We installed ELK in docker based on this example. Like:
docker run -d --name elasticsearchdb --net es-stack-network -p 9200:9200 -p 9300:9300 -e "discovery.type=single-node" elasticsearch:6.8.13
docker run -d --name kibana-es-ui --net es-stack-network -e "ELASTICSEARCH_URL=http://elasticsearchdb:9200" -p 5601:5601 kibana:6.8.13
We then set up Elastic with the basic built-in data sets, including the flights dataset offered by default.
Then we tried using Eland to pull that data into a dataframe, and I think we're following the documentation correctly.
But with the code:
import eland as ed
index_name = 'flights'
ed_df = ed.DataFrame('localhost:9200', index_name)
we get this error:
File ~\AppData\Local\Packages\PythonSoftwareFoundation.Python.3.9_qbz5n2kfra8p0\LocalCache\local-packages\Python39\site-packages\elastic_transport\client_utils.py:198, in url_to_node_config(url)
192 raise ValueError(f"Could not parse URL {url!r}") from None
194 if any(
195 component in (None, "")
196 for component in (parsed_url.scheme, parsed_url.host, parsed_url.port)
197 ):
--> 198 raise ValueError(
199 "URL must include a 'scheme', 'host', and 'port' component (ie 'https://localhost:9200')"
200 )
202 headers = {}
203 if parsed_url.auth:
ValueError: URL must include a 'scheme', 'host', and 'port' component (ie 'https://localhost:9200')

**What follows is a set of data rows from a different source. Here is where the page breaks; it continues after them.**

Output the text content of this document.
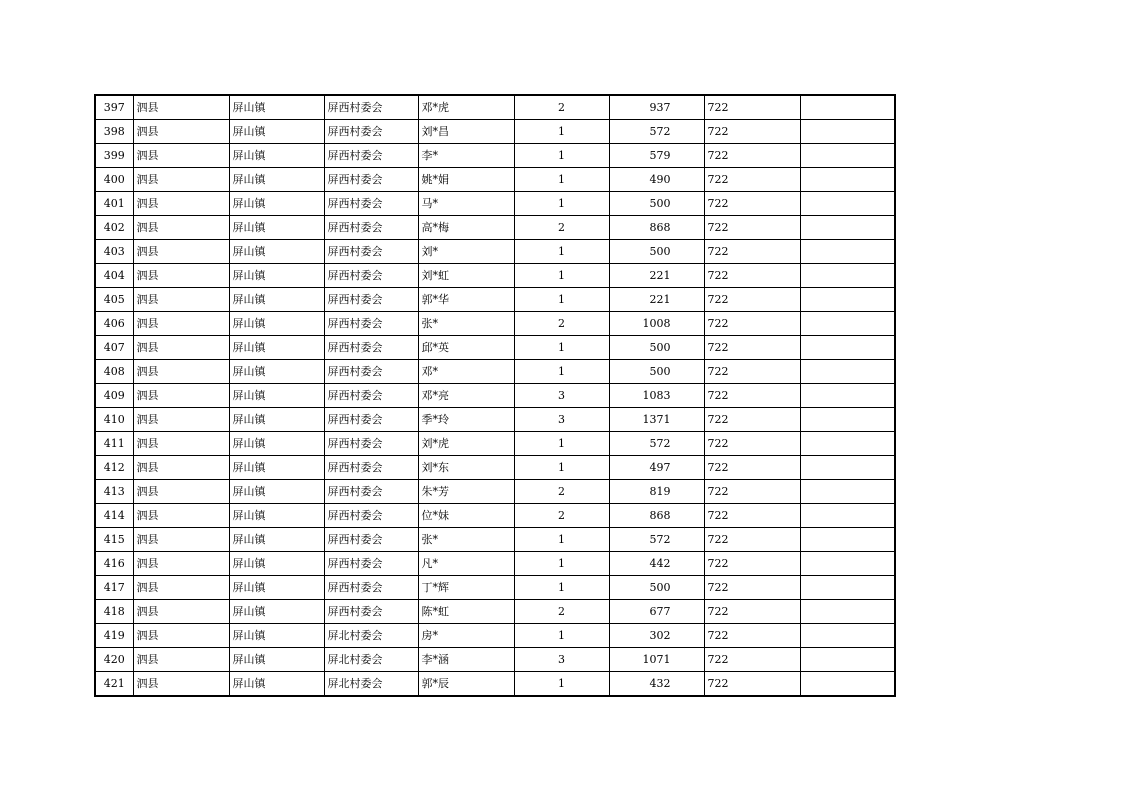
397	泗县	屏山镇	屏西村委会	邓*虎	2	937	722	
398	泗县	屏山镇	屏西村委会	刘*昌	1	572	722	
399	泗县	屏山镇	屏西村委会	李*	1	579	722	
400	泗县	屏山镇	屏西村委会	姚*娟	1	490	722	
401	泗县	屏山镇	屏西村委会	马*	1	500	722	
402	泗县	屏山镇	屏西村委会	高*梅	2	868	722	
403	泗县	屏山镇	屏西村委会	刘*	1	500	722	
404	泗县	屏山镇	屏西村委会	刘*虹	1	221	722	
405	泗县	屏山镇	屏西村委会	郭*华	1	221	722	
406	泗县	屏山镇	屏西村委会	张*	2	1008	722	
407	泗县	屏山镇	屏西村委会	邱*英	1	500	722	
408	泗县	屏山镇	屏西村委会	邓*	1	500	722	
409	泗县	屏山镇	屏西村委会	邓*亮	3	1083	722	
410	泗县	屏山镇	屏西村委会	季*玲	3	1371	722	
411	泗县	屏山镇	屏西村委会	刘*虎	1	572	722	
412	泗县	屏山镇	屏西村委会	刘*东	1	497	722	
413	泗县	屏山镇	屏西村委会	朱*芳	2	819	722	
414	泗县	屏山镇	屏西村委会	位*妹	2	868	722	
415	泗县	屏山镇	屏西村委会	张*	1	572	722	
416	泗县	屏山镇	屏西村委会	凡*	1	442	722	
417	泗县	屏山镇	屏西村委会	丁*辉	1	500	722	
418	泗县	屏山镇	屏西村委会	陈*虹	2	677	722	
419	泗县	屏山镇	屏北村委会	房*	1	302	722	
420	泗县	屏山镇	屏北村委会	李*涵	3	1071	722	
421	泗县	屏山镇	屏北村委会	郭*辰	1	432	722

So when we add http://, like so:
import eland as ed
index_name = 'flights'
ed_df = ed.DataFrame('http://localhost:9200', index_name)
We get this error:
File ~\AppData\Local\Packages\PythonSoftwareFoundation.Python.3.9_qbz5n2kfra8p0\LocalCache\local-packages\Python39\site-packages\elastic_transport\_node\_http_urllib3.py:199, in Urllib3HttpNode.perform_request(self, method, target, body, headers, request_timeout)
191 err = ConnectionError(str(e), errors=(e,))
192 self._log_request(
193 method=method,
194 target=target,
(...)
197 exception=err,
198 )
--> 199 raise err from None
201 meta = ApiResponseMeta(
202 node=self.config,
203 duration=duration,
(...)
206 headers=response_headers,
207 )
208 self._log_request(
209 method=method,
210 target=target,
(...)
214 response=data,
215 )
ConnectionError: Connection error caused by: ConnectionError(Connection error caused by: ProtocolError(('Connection aborted.', RemoteDisconnected('Remote end closed connection without response'))))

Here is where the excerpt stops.